A team of researchers at Yale-NUS College have developed new computer vision and deep learning approaches to extract more accurate data from low-level vision in videos caused by environmental factors like rain and night-time conditions. They also improved the accuracy of 3D human pose estimation in videos.
Computer vision technology, which is used in applications like automatic surveillance systems, autonomous vehicles, and healthcare and social distancing tools, is often impacted by environmental factors, which can cause problems with the extracted data.
The new research was presented at the 2021 Conference on Computer Vision and Pattern Recognition (CVPR).
Environmental Impact on Images
Conditions like low light and human-made light effects like glare, glow, and floodlights affect night-time images. Rain images are also affected by rain streaks or rain accumulation.
Yale-NUS College Associate Professor of Science Robby Tan led the research team.
“Many computer vision systems like automatic surveillance and self-driving cars, rely on clear visibility of the input videos to work well. For instance, self-driving cars cannot work robustly in heavy rain and CCTV automatic surveillance systems often fail at night, particularly if the scenes are dark or there is significant glare or floodlights,” said Assoc. Prof Tan.
The team relied on two separate studies which introduced deep learning algorithms to enhance the quality of night-time videos and rain videos.
The first study focused on boosting the brightness while simultaneously suppressing noise and light effects, such as glare, glow, and floodlights to create clear night-time images. The new technique is aimed at improving the clarity in night-time images and videos when there is unavoidable glare, which existing methods have yet to do.
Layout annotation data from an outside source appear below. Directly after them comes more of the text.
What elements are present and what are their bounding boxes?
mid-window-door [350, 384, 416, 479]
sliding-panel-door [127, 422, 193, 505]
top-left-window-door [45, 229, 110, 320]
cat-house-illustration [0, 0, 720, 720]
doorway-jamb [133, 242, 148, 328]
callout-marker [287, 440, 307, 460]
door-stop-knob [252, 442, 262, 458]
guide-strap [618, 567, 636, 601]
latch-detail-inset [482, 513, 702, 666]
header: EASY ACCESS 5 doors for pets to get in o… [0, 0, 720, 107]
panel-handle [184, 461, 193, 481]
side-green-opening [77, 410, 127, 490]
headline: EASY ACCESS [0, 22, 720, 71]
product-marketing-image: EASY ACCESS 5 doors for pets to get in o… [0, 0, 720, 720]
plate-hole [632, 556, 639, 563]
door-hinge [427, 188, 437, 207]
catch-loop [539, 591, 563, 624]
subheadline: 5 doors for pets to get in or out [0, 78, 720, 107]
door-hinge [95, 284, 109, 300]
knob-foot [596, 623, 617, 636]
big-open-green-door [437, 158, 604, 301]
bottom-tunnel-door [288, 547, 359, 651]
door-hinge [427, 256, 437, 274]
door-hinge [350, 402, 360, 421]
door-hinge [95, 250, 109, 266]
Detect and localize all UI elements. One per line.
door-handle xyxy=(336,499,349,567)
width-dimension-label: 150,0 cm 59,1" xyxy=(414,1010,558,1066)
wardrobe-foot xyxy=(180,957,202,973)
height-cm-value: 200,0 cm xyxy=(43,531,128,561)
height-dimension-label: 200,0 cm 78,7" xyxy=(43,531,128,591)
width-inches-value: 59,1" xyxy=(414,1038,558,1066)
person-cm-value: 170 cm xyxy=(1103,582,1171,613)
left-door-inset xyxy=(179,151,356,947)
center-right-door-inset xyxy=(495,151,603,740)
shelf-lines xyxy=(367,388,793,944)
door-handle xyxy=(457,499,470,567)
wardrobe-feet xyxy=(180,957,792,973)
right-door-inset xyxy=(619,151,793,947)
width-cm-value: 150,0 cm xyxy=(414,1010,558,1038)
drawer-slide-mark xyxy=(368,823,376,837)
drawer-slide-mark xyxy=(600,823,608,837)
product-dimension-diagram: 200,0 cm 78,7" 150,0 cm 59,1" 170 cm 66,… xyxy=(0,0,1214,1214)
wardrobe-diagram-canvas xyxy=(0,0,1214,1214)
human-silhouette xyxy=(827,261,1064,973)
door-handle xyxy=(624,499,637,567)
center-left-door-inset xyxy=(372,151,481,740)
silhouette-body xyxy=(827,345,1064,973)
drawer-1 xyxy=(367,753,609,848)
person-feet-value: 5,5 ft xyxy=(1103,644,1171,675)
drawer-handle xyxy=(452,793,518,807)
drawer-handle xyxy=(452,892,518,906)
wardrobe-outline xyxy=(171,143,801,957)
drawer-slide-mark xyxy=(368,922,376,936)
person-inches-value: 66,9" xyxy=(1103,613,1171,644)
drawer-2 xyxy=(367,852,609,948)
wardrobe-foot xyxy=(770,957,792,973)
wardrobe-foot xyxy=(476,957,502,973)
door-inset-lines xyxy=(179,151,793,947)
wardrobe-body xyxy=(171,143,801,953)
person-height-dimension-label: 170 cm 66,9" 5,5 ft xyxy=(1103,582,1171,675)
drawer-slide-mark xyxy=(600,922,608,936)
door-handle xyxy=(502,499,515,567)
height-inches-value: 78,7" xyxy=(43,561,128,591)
In countries where heavy rain is common, rain accumulation negatively impacts the visibility in videos. The second study set out to address the problem by introducing a method that employs a frame alignment, which enables better visual information without being affected by rain streaks, which often appear randomly in different frames. The team used a moving camera to employ depth estimation, which helped remove the rain veiling effect. While existing methods revolve around removing rain streaks, the newly developed ones can remove both rain streaks and the rain veling effect simultaneously.
3D Human Pose Estimation
Along with the new techniques, the team also presented its research on 3D human pose estimation, which can be used in video surveillance, video gaming, and sports broadcasting.
3D multi-person pose estimation from a monocular video, or video taken from a single camera, has been increasingly researched over the last few years. Unlike videos from multiple cameras, monocular videos are more flexible and can be taken with a single camera, such as a mobile phone.
With that said, high activity like multiple individuals in the same scene affects accuracy in human detection. This is especially true when individuals are interacting closely or overlapping with each other in the monocular video.
The team’s third study estimated 3D human pose from a video by combining two existing methods, which were top-down and bottom-up approaches. The new method produces more reliable pose estimation in multi-person settings when compared to the other two, and it is better equipped to handle distance between individuals.
“As a next step in our 3D human pose estimation research, which is supported by the National Research Foundation, we will be looking at how to protect the privacy information of the videos. For the visibility enhancement methods, we strive to contribute to advancements in the field of computer vision, as they are critical to many applications that can affect our daily lives, such as enabling self-driving cars to work better in adverse weather conditions,” said Assoc. Prof Tan.